宋飛44
唐飛を失い、その仲間達で意識のある者も、もう誰も止めようとはしてこなかった。
村人を威圧しないために、宋飛は軍をその場に残し単身で村に向かった。
老人が一人、村の入り口で待っていた。
「揚州軍の宋飛といいます」
「村の長をしておる者です。しばらく前から様子を見守っていました。どうやら、本当に軍のお方のようだ」
「若者たちには手荒なことをしてしまった。特に唐飛という男には。それについては、どうか悪く思わないでほしい」
「むしろよく殺さずにいてくださいました。あれらは人一倍血気盛んなところがありましてな」
老人が困ったように笑いながら言った。
「唐飛は特にそうでした。でも、村を大事に思ってくれているのは伝わっているので、みんな奴が好きなのですよ」
敵ではないと分かったのか、隠れていた村人が少しずつ姿を現した。
「俺たちがこの村に害をなすことはありません。食料と水を譲ってほしい。代金は市場と同じ値で払います」
宋飛は村長に銀の小粒を二つ渡した。
「少し多すぎますな」
「それなら馬のために秣があれば、それもお願いしたい。我々は少し離れたところで一晩だけ野営するつもりです」
「その程度はお安い御用です。豚を解体して調理するのに村の者を出しましょう」
村長は村人たちに指示を出し始めた。
夜になり盛大に火が焚かれ始めた。
宋飛は将校用に用意された場所に座っていた。
王蓮と班礼も兵の手配を終えて宋飛の隣に腰を下ろした。
「兵たちは久しぶりの肉に喜んでいます」
「たまにはこういう息抜きがあってもいいだろ」
調練中など普段は兵糧だけで済ますことも多い。今日はうまい飯を、腹一杯食うことができる。兵にはそういう日も必要だった。それに、わずかだが酒も村から譲ってもらって出回っているようだ。
「おう、お前もこっちへ来い」
あの唐飛が俯いてそばに立っていた。
「俺たちは賊徒ではないぞ」
「もう俺も分かっていますよ。
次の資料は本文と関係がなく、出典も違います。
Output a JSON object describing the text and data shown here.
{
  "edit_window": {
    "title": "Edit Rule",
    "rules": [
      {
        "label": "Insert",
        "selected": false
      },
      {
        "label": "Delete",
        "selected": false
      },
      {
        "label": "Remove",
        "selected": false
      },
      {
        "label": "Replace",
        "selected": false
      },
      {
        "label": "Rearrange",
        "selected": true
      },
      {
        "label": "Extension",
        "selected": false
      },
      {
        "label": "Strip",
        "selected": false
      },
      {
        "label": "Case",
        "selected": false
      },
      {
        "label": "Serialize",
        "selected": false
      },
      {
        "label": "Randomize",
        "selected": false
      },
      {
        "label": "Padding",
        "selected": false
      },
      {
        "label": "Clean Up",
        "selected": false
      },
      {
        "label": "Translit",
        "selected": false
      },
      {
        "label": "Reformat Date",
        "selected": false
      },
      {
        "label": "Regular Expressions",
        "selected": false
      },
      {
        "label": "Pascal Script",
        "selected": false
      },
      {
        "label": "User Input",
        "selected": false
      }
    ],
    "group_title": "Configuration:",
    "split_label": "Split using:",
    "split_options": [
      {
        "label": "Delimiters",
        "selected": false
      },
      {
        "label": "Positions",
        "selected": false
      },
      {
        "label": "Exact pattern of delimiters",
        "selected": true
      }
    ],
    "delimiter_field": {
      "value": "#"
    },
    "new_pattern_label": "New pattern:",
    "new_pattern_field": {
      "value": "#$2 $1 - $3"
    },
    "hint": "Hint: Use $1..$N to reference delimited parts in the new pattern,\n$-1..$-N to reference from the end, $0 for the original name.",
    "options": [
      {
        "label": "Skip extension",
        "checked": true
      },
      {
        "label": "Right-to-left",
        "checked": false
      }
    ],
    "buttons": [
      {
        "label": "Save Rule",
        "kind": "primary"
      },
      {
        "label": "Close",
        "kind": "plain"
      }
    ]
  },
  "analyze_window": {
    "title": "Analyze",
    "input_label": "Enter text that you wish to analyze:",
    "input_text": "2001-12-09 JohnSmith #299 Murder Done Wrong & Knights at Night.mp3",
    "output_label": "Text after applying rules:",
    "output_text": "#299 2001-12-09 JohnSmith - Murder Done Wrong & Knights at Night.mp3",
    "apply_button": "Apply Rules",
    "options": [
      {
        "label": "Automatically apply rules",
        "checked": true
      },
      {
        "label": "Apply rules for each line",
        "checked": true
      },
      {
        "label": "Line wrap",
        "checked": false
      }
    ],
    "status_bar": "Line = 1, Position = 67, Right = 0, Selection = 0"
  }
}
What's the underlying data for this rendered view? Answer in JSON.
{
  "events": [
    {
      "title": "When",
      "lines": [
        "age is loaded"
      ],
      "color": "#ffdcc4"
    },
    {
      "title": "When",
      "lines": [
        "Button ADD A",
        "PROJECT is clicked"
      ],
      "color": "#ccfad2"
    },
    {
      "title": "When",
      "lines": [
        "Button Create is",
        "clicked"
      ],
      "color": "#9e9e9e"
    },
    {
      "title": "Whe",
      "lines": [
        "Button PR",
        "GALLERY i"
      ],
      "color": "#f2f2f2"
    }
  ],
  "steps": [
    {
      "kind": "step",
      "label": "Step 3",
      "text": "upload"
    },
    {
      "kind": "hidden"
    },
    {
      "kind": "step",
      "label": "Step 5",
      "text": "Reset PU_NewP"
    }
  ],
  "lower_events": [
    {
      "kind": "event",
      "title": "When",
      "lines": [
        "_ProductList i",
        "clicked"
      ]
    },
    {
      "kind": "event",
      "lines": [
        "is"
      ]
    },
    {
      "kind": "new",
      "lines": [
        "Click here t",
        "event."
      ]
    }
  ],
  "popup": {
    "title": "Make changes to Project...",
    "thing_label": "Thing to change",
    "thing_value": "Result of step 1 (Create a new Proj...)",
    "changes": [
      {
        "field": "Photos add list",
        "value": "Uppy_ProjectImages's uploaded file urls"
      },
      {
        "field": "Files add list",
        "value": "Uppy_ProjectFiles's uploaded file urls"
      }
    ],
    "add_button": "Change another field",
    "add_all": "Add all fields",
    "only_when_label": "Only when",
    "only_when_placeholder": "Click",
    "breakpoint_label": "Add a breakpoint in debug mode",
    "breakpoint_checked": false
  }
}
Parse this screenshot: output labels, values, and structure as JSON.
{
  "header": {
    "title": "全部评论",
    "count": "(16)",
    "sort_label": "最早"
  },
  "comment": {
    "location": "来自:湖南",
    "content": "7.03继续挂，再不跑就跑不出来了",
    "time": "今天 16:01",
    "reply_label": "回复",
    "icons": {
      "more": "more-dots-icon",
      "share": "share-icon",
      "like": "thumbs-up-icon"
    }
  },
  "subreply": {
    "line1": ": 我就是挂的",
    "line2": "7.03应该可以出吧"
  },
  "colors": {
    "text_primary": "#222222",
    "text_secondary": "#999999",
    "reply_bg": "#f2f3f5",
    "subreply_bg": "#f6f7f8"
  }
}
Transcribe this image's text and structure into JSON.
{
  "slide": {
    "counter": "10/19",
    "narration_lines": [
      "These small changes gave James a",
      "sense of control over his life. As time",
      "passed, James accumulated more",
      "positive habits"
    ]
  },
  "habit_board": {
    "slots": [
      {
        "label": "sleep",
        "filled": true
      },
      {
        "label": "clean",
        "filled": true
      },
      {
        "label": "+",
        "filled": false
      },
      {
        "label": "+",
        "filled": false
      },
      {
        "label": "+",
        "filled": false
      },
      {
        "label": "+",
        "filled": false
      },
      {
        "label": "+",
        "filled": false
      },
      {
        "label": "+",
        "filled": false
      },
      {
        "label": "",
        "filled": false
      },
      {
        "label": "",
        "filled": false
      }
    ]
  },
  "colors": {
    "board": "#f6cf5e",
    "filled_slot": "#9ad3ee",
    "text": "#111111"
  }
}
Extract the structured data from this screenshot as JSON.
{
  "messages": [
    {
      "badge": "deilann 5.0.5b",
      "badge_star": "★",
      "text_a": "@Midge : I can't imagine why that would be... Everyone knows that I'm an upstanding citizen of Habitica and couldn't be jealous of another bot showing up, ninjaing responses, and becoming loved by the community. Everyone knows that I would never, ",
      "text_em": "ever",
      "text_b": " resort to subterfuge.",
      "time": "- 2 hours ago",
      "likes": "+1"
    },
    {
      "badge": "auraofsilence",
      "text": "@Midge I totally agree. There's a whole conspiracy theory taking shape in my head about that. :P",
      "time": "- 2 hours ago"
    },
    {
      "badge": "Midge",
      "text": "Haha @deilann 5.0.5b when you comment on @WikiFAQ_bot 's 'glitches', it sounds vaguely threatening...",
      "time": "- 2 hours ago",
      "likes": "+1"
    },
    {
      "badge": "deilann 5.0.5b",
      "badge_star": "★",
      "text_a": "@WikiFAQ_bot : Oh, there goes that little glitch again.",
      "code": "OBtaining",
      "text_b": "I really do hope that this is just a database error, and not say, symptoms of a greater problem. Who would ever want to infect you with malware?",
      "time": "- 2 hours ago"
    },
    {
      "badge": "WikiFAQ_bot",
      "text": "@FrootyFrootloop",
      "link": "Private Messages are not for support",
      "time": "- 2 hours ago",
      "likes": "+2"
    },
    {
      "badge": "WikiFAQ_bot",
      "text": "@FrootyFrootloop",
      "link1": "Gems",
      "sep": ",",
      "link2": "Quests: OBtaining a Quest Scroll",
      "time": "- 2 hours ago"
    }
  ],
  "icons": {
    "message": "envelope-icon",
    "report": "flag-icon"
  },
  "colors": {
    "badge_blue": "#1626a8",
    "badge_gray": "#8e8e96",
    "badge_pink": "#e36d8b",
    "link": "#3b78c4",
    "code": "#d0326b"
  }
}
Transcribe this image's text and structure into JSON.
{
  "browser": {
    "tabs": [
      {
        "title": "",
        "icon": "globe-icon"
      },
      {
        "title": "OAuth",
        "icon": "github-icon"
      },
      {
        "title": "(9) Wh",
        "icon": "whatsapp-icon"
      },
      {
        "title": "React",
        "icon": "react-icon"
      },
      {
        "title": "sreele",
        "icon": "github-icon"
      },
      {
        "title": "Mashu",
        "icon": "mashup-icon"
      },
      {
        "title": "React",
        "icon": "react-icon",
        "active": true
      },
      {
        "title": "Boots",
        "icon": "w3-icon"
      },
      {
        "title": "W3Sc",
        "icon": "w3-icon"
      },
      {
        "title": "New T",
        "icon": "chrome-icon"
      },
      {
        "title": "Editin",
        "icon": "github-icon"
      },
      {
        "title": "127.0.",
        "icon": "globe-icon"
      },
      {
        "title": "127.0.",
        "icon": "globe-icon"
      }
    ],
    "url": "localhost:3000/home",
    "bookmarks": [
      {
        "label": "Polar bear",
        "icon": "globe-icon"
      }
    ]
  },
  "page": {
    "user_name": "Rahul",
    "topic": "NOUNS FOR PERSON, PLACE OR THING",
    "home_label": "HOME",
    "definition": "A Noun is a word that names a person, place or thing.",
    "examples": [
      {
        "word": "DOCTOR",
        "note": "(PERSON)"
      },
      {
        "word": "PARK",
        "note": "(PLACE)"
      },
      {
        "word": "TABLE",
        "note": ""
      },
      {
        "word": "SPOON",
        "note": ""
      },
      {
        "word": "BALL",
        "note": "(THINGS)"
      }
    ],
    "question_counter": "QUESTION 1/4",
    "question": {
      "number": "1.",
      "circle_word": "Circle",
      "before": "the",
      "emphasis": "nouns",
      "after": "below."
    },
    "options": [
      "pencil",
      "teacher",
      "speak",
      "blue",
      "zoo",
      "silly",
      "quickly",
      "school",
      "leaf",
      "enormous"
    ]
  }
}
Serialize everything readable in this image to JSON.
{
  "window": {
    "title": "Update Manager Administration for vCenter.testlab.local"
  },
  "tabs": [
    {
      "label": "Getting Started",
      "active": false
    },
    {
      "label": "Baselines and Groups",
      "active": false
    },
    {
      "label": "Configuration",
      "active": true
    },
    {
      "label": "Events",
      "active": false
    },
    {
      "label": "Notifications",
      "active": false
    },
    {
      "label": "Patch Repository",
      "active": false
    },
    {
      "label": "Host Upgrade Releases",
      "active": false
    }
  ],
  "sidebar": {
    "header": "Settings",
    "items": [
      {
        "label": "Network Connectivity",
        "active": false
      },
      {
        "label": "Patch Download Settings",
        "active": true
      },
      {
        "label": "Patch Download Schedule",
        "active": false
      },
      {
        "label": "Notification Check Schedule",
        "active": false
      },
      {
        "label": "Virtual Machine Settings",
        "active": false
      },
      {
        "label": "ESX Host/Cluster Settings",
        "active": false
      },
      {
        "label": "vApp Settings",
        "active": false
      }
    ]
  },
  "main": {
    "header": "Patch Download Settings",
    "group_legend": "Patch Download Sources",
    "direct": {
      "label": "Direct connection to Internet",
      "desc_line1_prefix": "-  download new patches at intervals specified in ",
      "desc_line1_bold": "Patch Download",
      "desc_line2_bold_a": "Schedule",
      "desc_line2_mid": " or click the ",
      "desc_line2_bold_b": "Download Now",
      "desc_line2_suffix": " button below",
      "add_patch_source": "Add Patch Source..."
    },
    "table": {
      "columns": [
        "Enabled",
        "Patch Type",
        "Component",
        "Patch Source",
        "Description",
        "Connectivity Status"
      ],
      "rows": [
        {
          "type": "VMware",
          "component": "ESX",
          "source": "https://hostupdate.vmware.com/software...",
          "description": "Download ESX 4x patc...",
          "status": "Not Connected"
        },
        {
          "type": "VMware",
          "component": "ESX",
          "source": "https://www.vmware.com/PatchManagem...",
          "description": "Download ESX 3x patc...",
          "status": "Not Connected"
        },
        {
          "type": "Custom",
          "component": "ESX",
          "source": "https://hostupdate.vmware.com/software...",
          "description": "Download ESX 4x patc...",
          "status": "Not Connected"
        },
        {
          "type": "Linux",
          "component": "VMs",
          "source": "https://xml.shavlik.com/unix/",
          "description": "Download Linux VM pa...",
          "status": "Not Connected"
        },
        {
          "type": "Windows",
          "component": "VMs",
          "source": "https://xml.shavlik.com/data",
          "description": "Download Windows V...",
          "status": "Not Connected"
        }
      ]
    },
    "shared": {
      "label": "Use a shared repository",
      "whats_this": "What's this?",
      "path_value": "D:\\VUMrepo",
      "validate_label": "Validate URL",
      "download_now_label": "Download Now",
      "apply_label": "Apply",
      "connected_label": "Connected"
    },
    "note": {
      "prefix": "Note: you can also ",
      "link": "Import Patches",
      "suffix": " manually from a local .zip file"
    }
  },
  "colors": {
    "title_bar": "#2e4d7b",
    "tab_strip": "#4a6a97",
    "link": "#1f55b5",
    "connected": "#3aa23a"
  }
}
先ほどは失礼しました。村長にこっぴどく叱られました」
「お前がしたことは間違いではない。むしろよく役目を果たしていると思ったほどだ。賊徒や不正をする役人をのさばらせている俺ら軍人の方が悪い」
「いえ、そんなことは。隊長殿、お願いがあります。俺を連れて行ってくれませんか」
「村長殿からもそう言われたよ。このままじゃ、お前がいつか死んでしまうって本気で心配していた」
「俺は自分が強いと思っていました。でも、この小さな村に縮こまっていただけだったんですね」
「そう思えたらお前はもう十分に強いよ」
「もっと強くなりたいのです」
真っ直ぐな目だった。個人の強さを求めることにそれほど意味はない。だが、うまく使えば、それが人の世の役に立つこともまた事実だった。
「この村を離れることになるぞ」
「揚州はこの村からも近いです。俺が人として大きくなることで、もっと広くこの村のためにできることがあると思ったんです」
「軍は甘くない。後悔するかも知れない」
「あの王蓮殿よりも強いという隊長殿に鍛えてもらえるなら、これ以上はありません」
「しばらく俺の従者をしていろ。すぐに後悔させてやるさ」
王蓮と班礼が顔を伏せて笑い出した。